The article itself has been sitting here, waiting for over a month now because I wanted to create gorgeous visuals for this series. But truth be told, I don’t have neither the time nor the money to make the visuals as good as I want them to be, so I’ve been battling with the age old dilemma of the perfectionist designer: create something beautiful or don’t put up anything at all vs the need to illustrate words. The perfectionist won – the words are what’s important, at least for now, so here goes.
Walking away from a nameless process
I see the way things are usually done these days as nameless. First, the designer(s) create a design, which is sent to a company (that tends to be far away) to be manufactured. There is little to no link between the designers and the ones who make the clothes. They don’t talk, or exchange any sort of knowledge. Then the clothes come back and are sold to the masses. I don’t mean to be rude by this, it’s just how it feels. There is a target audience for each piece or company, but it is anonymous people who fit a certain demographic.

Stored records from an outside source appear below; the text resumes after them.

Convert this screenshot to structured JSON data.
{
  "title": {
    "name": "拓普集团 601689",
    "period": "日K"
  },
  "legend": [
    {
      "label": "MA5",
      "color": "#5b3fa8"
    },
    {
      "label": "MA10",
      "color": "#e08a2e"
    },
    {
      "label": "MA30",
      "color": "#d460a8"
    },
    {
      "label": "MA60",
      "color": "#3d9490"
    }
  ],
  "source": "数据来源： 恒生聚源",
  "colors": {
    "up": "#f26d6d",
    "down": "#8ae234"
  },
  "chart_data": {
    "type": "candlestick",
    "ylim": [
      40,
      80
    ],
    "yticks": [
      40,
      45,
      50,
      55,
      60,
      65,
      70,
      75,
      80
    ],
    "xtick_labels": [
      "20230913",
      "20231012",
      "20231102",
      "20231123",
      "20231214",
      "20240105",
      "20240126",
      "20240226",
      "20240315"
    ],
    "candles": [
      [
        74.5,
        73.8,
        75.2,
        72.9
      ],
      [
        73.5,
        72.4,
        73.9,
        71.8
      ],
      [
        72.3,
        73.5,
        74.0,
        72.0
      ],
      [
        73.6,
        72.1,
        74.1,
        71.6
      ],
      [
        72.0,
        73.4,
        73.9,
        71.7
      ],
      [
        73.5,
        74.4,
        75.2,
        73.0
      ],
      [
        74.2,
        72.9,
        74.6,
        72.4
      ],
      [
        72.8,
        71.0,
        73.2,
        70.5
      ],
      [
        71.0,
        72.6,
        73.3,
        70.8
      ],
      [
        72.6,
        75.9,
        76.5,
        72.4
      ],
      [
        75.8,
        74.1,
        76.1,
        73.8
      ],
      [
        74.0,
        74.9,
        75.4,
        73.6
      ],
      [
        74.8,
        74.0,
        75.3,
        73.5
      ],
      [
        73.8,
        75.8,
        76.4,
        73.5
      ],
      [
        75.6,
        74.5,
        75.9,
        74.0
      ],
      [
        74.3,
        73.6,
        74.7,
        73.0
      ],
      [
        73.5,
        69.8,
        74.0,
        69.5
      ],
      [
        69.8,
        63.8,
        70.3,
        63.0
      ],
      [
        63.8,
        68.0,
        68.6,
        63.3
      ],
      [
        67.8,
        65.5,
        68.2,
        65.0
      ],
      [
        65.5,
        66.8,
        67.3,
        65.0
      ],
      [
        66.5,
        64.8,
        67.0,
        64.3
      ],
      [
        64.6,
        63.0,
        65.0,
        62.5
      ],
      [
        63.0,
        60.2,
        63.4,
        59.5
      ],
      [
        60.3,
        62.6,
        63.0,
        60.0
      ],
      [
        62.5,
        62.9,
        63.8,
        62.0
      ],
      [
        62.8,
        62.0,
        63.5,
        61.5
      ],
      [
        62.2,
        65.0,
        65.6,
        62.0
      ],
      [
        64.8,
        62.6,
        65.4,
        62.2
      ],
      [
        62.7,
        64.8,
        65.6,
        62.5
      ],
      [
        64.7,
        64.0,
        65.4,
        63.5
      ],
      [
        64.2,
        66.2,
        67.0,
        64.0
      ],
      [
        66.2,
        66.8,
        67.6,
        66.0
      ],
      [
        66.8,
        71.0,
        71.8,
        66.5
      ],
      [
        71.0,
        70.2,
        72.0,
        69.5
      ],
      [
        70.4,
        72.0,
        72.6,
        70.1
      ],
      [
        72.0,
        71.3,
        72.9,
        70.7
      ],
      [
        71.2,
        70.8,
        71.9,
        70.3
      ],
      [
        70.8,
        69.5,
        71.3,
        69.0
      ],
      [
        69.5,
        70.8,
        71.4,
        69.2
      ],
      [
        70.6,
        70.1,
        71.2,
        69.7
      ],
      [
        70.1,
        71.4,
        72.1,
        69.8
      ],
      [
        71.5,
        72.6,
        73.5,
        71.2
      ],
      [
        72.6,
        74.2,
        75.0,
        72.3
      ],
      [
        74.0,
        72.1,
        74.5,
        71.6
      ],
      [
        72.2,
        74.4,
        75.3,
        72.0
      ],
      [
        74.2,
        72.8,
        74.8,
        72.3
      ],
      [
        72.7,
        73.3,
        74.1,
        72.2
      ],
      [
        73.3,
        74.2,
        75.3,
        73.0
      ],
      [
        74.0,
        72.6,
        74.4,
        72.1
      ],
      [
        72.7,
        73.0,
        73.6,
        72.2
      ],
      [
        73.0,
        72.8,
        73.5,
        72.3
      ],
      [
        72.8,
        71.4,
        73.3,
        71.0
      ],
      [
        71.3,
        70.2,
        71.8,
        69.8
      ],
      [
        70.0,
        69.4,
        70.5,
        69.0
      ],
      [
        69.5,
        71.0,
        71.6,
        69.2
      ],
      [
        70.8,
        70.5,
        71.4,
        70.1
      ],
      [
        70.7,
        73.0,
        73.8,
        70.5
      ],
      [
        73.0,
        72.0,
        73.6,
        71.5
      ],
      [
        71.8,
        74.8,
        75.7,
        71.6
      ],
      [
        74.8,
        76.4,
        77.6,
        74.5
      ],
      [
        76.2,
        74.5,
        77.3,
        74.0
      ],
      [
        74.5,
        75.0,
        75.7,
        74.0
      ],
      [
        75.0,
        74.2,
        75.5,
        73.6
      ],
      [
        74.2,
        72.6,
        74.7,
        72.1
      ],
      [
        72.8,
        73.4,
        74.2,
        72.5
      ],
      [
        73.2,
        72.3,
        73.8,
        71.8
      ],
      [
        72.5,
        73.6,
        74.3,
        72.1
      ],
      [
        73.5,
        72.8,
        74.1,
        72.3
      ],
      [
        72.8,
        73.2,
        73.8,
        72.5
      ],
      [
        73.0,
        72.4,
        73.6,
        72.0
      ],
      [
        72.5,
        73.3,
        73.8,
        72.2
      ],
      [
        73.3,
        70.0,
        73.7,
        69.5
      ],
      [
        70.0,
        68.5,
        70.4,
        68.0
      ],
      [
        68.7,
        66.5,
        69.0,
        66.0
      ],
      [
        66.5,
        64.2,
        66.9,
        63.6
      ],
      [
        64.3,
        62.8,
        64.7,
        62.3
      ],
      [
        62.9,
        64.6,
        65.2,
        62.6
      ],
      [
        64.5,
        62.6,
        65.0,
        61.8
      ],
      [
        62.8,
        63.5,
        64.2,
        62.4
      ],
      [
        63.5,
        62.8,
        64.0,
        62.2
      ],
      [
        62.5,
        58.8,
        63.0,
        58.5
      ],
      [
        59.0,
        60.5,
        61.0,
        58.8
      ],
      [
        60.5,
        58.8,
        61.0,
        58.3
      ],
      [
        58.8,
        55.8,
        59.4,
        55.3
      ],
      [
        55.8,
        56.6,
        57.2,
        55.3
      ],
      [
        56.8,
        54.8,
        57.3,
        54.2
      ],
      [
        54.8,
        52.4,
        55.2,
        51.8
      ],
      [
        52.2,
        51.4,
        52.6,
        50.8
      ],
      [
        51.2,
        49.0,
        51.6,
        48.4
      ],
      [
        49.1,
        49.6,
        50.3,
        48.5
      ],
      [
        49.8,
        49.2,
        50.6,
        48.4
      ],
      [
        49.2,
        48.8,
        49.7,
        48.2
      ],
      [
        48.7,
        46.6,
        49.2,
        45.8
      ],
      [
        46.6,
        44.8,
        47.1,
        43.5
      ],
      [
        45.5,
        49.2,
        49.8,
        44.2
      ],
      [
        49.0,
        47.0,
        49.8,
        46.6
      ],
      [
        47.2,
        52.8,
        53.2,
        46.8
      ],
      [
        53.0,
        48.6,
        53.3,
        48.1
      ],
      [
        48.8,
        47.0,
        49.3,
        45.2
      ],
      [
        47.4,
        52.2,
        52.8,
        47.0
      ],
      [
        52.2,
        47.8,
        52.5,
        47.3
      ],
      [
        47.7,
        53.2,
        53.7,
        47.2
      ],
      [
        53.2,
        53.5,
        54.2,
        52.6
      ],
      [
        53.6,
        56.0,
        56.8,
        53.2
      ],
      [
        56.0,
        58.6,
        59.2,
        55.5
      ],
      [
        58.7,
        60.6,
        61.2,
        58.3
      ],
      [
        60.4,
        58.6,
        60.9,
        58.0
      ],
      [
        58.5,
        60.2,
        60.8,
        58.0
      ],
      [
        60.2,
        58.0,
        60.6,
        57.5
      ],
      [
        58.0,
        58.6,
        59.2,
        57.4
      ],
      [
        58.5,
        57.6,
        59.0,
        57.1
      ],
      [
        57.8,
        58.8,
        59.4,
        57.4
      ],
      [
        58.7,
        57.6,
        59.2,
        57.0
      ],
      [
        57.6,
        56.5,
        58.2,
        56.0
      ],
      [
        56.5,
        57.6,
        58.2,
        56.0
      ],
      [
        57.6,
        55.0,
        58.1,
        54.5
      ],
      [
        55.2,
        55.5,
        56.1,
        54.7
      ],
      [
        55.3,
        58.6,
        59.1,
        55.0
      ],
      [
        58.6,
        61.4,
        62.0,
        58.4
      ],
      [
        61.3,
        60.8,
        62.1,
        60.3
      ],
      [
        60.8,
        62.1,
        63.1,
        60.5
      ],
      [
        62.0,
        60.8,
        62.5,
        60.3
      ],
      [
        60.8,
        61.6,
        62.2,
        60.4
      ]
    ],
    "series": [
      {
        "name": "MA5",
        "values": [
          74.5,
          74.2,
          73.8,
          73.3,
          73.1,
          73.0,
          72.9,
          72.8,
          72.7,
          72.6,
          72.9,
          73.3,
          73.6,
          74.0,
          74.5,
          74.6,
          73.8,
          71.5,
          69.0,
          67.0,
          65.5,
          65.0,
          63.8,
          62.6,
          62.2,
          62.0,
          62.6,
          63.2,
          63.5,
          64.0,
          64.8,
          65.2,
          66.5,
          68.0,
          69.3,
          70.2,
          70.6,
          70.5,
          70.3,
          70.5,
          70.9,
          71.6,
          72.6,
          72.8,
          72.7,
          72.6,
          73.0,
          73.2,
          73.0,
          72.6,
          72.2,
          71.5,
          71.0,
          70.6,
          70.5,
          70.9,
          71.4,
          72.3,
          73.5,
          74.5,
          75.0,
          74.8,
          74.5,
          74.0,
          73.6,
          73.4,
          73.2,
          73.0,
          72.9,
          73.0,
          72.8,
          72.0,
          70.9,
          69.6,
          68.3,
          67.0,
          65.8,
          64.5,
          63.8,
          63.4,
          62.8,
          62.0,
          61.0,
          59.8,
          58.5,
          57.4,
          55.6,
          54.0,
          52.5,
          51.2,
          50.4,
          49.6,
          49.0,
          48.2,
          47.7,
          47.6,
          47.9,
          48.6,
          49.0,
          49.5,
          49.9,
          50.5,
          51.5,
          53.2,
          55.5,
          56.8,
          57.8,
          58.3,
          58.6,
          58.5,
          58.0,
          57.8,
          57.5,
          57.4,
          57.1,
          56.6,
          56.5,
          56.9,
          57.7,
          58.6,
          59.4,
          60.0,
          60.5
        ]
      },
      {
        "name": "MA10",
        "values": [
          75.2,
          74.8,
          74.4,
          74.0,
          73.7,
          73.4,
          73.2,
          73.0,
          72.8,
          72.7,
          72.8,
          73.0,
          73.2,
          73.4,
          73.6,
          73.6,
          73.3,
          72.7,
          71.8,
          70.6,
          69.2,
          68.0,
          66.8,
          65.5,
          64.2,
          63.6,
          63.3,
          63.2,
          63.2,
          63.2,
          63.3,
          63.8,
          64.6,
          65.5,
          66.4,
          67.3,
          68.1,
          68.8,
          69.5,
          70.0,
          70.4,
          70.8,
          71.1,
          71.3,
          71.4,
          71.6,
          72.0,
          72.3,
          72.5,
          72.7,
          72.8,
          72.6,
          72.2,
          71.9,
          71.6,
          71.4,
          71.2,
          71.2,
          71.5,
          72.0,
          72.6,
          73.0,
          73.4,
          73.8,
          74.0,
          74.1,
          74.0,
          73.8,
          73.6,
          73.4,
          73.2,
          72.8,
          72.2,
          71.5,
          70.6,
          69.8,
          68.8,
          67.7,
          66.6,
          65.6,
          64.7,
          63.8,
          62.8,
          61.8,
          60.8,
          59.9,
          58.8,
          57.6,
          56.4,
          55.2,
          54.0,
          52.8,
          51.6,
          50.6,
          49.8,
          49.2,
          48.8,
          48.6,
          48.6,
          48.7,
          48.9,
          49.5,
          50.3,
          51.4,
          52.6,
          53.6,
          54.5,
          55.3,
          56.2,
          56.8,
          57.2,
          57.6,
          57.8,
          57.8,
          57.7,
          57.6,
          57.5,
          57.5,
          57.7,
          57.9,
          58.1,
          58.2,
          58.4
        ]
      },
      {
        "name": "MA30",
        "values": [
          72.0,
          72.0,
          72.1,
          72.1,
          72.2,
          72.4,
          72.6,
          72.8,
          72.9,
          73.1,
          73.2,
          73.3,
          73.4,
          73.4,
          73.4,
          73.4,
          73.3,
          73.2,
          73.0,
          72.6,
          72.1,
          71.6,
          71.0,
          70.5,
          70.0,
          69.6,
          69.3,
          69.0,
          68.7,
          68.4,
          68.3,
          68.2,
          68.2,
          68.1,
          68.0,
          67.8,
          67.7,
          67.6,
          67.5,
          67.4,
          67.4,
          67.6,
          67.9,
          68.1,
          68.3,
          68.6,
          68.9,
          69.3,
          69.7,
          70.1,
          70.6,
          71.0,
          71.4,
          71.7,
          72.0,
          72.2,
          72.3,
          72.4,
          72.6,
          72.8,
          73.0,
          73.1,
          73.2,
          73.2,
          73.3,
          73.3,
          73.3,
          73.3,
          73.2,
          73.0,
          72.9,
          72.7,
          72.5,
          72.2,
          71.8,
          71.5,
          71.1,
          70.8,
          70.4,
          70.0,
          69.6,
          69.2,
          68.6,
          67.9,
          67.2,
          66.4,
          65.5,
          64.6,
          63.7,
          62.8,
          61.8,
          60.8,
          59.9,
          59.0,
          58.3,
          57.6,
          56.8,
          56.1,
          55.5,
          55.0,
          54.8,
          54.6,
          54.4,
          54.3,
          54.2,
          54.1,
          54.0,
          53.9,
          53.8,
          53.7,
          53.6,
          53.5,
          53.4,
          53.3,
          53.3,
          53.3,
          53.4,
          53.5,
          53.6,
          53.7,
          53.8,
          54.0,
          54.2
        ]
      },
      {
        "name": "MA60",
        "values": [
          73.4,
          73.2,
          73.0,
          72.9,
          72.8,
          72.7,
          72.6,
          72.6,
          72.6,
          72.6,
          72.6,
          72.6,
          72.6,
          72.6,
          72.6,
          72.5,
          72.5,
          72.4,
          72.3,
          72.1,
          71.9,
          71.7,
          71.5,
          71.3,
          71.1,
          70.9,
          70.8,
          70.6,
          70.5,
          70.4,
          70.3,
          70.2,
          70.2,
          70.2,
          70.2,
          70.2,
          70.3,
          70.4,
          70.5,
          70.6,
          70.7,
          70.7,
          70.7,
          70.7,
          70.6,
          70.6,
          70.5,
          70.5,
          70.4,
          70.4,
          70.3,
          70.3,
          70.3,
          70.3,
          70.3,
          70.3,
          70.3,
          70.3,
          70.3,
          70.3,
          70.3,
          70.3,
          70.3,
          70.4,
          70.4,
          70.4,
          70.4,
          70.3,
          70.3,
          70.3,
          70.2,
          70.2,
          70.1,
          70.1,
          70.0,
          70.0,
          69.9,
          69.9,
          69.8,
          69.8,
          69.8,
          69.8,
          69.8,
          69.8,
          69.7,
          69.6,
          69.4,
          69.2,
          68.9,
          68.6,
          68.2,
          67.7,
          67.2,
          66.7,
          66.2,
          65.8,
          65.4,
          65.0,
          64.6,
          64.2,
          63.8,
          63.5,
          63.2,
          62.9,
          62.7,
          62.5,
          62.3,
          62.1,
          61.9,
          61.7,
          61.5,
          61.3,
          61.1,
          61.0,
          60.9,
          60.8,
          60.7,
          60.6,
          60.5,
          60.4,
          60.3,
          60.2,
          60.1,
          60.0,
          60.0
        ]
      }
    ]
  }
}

The way I want to do things is really quite different. To start with, I want to work with a local manufacturer. Local is a bit vague right now, it either means European as manufacturing in Denmark would be far too expensive and virtually impossible for a small company with little-to-no money and small production runs, or US-based. I know, the US can’t be considered local by any stretch, but it may very well be by the time things are concrete and have reached the manufacturing stage. In any case, what’s paramount, are the ethics of the people running the company and the working conditions of the people working there.
I also want to know who the clothes are made for. Yes, they will be designed, just like any other designer tends to, with a target audience in mind, rather than specific individuals. But I do however want to go into the manufacturing stage for actual people. I’ll explain how I plan on doing that in more detail over the next point.
Getting rid of the wasteful and anonymous pre-production process
On top of its anonymity, one thing I’d like to change, is the guess work that comes from the pre-production process. The vast majority of apparel companies estimate how much they will sell of each piece. We all know this leads to huge stock, and potential waste of money, let alone resources.
What I’d like to do to is to completely turn the way things are done. My plan is for each item to be available as pre-orders. So once the collection comes out, one can pre-order any piece one wants up to a certain date. Then and only then do we send the collection to be manufactured. This means we would only be producing/making the amount of clothes and sizes that will go to customers. Each item is made for a person, and for that person only, making the process a person to person one.
Yes, that means that items are only available for a limited amount of time; once the pre-ordering phase is over, it isn’t possible to order any more, unless there are returns. And customers who ordered come first for size exchanges. Yes, this limits sales and cash flow, but, as little business-minded as it may sound, money isn’t why I want to start Farandine. I want to create an ethical, respectful, human label and clothes that are desirable, period.
That’s it for the first two points, if anything is unclear or you have questions, please don’t hesitate to ask. I want to be as transparent as possible.